Monday, May 27, 2013

And so it begins . . .

After having a good time on vacation, I finally had my first day of school, the first one I've had in 11 years.  I didn't get really nervous until I pulled into the parking lot by the West building.  I don't handle new social situations well, especially when going in all by myself.  But I clung to the fact that this was school, not an ice cream social, and that my success didn't depend on interacting socially with other people.
 I did linger a moment by the car, taking extra time to make sure the arrangement of supplies in my backpack were just so, hoisting the heavy bag to my shoulders and getting the straps just right.  I had arrived twenty minutes early so that I would have time to locate my classroom.  My stomach started to churn slightly and I felt the tingle of apprehension starting to work its way up my back, but I took a settling breath and started walking up the first sidewalk I saw.

I opened the door and stepped into the longest hallway I had ever seen.  It was easily over 100 yards long and lined with heavy doors.  It almost felt like one of those nightmares where you're running away from something, and the path to your destination keeps growing longer and longer and longer the more you run towards it.  The halls were dotted with students here and there, going to their classes, so I shifted my backpack, put my head down and tried to look like I belonged.  I kept going, checking the nameplates on the doors, looking for B2.  I went by many classrooms marked with "A" and numbered in descending order, looking desperately for when they would change to "B".  I made a couple of turns, poking my head down the shorter hallways leading off to the right and left of the main hallway until I saw nameplates marked with the letter "B".  After another long walk down the hall, I finally found the right place.  The lights were off and I hoped the room would be empty, but there were already two people sitting inside, who both looked at me as though I had lost my mind.  I chose a seat on the second row in the middle of the room (nobody sits on the first row) and pulled out my Kindle to read and pass the time until class started.
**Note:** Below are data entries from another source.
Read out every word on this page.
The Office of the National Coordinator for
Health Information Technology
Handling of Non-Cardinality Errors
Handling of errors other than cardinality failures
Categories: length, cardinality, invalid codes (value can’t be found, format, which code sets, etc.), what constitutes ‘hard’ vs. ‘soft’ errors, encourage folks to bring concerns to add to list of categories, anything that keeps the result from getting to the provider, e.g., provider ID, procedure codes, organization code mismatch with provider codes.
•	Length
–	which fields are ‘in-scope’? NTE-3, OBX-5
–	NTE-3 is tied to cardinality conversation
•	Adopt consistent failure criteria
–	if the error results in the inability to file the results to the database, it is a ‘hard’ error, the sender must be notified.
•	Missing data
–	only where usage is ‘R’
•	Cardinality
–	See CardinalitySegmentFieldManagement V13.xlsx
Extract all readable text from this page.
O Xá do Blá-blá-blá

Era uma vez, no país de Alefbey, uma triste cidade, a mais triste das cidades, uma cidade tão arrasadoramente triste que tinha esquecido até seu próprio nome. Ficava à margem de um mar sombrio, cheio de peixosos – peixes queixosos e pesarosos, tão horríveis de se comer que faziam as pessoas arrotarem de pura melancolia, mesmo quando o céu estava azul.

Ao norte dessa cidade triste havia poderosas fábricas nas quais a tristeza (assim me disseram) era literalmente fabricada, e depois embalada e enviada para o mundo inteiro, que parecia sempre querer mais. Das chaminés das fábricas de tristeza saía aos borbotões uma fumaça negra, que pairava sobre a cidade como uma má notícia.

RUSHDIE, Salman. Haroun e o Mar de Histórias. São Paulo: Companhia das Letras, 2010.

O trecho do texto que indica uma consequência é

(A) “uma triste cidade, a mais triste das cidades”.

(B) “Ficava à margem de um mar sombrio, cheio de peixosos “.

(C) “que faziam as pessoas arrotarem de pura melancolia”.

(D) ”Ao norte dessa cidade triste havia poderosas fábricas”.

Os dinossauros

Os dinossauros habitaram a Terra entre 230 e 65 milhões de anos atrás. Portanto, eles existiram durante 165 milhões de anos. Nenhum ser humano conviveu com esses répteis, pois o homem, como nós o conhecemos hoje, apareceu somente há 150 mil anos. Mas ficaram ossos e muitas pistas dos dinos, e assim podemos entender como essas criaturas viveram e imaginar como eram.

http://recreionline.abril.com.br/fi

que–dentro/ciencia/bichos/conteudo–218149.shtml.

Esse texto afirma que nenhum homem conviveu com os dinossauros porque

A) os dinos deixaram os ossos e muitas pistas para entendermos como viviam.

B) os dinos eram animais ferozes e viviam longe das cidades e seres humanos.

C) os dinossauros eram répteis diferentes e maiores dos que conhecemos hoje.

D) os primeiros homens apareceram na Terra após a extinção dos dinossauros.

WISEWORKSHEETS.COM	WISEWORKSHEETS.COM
At nearly 12:30 on the dot, the professor arrived to start class.  He was an older gentleman with a monk's balding head.  I was dressed casually in khakis and button down shirt with no tie, something I appreciated.  He chatted the class up a bit and passed around the attendance log.  I got out my book and notebook, snagged a pencil from my purple pencil case and got ready to take notes.  To my delight and surprise, he did not read verbatim from the text, but instead chose to lecture in anecdotes and stories about the time period surrounding the Great Compromise.  He was never boring about it and always had an interesting factoid or two to share.  I was a little worried that I couldn't seem to pick out anything to take down as "notes".  I had taken upon myself to make notes out of the first and second chapters while on vacation to be prepared for my first day, but his teaching style wasn't going to be clinical book-teaching.  He reminded me a lot of my German teacher in high school that I loved so much.  He didn't teach us out of the book either, but rather glanced over the information covered in the chapter on which we were working, and spent the rest of the hour giving lecture.  I greatly prefer this style of teaching as it helps the concepts to sink in better for me when accompanied with examples from the book.  Most of my first college professors would just stand at the podium in the front of  their classroom and read straight from the book for the whole hour.  Ugh, that is so not what I'm paying for.

So I'm very much looking forward to the rest of his class, and wonder if I'll get to have him as a professor again.  I hope so.